L’intrigue des femmes
Un détail qui maintient les chercheurs « extrêmement intrigués » est le nombre élevé de femmes de race blanche parmi les contrôleurs exceptionnels. Ruiz-Mateos souligne qu’il s’agit d’une « constante » dans les cas décrits et souligne qu’« il s’agit d’un indice important de facteurs immunitaires associés au sexe qui sont passés inaperçus » et qui devraient être étudiés. L’hypothèse avancée par Martínez-Picado pour expliquer ce phénomène est que les femmes en âge de procréer «sont mieux équipées pour faire face aux infections parce que leur système immunitaire inné est plus efficace pour protéger le fœtus», mais elle appelle à des études et à des recherches sur de nouveaux cas. résoudre les doutes que ces sujets insolites suscitent encore.
L’étude des contrôleurs d’élite ouvre la porte à de nouvelles pistes de recherche, comme celles axées sur les facteurs génétiques des cellules infectées par le virus. « Nous essayons de voir ce que nous pouvons faire pour prévenir génétiquement le CCR5. Si nous parvenons à le rendre non viable, vous empêchez le virus d’entrer et vous empêchez la réplication virale.
Une autre tournure dans la perspective scientifique que ces contrôleurs d’élite invitent est de se concentrer uniquement sur les cellules infectées dans un terrain fertile : « Dans 90 % des cellules qui ont des virus, ce n’est pas bon ou ça ne se réplique pas. Il faut se concentrer sur les 10 % restants », préconise le scientifique.

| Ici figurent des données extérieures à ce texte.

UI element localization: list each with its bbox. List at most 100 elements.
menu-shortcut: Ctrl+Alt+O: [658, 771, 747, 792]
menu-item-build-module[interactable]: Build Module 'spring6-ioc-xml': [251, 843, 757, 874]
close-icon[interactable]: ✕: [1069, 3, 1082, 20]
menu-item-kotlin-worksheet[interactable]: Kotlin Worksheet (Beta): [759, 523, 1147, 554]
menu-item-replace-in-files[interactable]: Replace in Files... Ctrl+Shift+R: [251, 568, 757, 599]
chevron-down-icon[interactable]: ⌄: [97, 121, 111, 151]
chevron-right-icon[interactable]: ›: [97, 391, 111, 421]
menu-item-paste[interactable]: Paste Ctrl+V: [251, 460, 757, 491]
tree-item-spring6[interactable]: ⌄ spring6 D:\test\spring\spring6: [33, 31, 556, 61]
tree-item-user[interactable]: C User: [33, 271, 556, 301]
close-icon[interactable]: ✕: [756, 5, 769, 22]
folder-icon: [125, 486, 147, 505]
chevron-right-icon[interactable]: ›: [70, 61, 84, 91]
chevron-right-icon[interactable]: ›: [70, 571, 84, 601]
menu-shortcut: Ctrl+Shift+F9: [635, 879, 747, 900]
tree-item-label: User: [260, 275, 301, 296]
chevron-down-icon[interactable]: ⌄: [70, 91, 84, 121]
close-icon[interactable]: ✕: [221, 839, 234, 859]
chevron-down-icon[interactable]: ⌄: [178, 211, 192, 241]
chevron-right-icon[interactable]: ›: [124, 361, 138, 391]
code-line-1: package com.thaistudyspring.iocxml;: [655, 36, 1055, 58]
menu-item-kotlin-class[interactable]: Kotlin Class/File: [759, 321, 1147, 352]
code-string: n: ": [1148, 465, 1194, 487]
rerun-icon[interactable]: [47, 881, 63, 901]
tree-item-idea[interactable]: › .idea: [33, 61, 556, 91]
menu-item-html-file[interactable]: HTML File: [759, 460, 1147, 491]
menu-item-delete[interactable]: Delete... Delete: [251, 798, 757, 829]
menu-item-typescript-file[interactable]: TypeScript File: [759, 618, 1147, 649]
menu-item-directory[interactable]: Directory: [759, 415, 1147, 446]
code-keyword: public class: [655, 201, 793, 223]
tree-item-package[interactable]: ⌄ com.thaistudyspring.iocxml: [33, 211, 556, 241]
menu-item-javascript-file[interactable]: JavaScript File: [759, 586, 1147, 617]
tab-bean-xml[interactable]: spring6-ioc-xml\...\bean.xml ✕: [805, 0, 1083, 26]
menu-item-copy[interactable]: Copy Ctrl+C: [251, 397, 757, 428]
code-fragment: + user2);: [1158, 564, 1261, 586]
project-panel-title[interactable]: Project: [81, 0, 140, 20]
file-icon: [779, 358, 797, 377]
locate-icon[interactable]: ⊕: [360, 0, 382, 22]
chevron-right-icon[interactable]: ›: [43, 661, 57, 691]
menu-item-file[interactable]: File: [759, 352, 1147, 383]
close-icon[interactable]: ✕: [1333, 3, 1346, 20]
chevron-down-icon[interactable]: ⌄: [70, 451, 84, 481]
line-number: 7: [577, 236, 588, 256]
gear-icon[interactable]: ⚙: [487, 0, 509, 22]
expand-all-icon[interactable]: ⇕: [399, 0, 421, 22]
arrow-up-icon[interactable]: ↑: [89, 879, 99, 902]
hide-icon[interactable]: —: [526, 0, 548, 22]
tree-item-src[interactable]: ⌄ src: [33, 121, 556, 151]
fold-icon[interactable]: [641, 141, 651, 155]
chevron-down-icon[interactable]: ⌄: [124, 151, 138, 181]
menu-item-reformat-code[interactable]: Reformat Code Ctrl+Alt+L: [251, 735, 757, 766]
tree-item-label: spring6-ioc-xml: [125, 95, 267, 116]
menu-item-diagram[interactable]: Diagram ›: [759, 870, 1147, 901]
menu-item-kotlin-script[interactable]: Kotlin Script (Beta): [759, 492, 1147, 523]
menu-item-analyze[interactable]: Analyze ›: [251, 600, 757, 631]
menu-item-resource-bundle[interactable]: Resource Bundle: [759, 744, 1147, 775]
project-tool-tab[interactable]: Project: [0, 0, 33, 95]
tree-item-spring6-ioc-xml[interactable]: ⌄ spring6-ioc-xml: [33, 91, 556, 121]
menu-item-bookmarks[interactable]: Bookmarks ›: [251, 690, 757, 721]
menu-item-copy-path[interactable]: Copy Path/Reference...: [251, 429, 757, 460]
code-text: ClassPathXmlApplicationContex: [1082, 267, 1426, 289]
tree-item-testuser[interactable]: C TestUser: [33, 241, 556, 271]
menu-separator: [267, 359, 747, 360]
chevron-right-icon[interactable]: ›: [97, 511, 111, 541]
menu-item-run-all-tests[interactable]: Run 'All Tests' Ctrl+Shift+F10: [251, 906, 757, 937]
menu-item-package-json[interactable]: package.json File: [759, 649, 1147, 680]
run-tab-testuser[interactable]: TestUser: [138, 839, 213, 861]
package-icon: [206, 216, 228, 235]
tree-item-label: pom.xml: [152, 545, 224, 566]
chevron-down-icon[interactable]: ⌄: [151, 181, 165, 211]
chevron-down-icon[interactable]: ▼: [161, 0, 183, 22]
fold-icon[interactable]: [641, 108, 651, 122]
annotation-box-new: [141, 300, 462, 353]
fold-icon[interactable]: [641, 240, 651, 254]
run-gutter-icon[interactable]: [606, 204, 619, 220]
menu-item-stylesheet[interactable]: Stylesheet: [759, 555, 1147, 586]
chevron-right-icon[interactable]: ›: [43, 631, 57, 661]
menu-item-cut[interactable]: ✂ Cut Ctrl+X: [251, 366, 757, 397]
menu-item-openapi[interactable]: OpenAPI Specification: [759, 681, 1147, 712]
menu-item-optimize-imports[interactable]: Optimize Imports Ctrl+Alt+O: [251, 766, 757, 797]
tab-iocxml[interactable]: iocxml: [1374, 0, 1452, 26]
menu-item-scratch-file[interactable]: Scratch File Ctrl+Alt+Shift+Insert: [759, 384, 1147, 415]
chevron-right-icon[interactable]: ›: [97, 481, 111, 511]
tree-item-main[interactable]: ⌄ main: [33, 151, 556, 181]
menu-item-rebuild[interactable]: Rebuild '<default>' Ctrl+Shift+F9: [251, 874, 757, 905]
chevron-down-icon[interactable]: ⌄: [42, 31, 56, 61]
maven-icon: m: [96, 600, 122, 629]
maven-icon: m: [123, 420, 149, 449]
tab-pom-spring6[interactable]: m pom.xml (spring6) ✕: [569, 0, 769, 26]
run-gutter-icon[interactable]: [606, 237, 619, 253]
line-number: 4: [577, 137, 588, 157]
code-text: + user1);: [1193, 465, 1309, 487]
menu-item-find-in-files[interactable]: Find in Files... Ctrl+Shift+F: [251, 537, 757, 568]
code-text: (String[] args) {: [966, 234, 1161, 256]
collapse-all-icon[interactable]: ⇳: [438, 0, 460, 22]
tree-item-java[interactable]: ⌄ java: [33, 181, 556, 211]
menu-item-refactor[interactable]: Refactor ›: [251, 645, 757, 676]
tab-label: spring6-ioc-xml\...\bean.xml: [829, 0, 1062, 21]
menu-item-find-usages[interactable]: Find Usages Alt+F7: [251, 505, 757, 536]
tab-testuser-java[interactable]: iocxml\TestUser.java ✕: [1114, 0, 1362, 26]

L’examen du fonctionnement de la réponse immunitaire constitue le troisième axe d’étude proposé par ces cas exceptionnels. Martínez-Picado s’engage à rechercher des techniques qui renforcent le système immunitaire, tant les cellules que les anticorps, contre le virus. Même si le chercheur admet qu’il reste encore des inconnues à résoudre dans ce domaine, également parmi les contrôleurs d’élite. Par exemple : « On ne comprend pas, dans une infection aiguë, comment les mécanismes immunitaires se soutiennent pour offrir une réponse contre le virus et le laissent tranquille dans les zones stériles de l’ADN. »
Alors que de nombreuses inconnues restent sur la table, les auteurs de la revue scientifique insistent sur le potentiel de ces profils inhabituels : « Des contrôleurs d’élite exceptionnels apportent la preuve qu’une suppression presque complète de la réplication du VIH est possible chez l’homme et, à ce titre, représente le meilleur modèle pour un remède fonctionnel contre le VIH.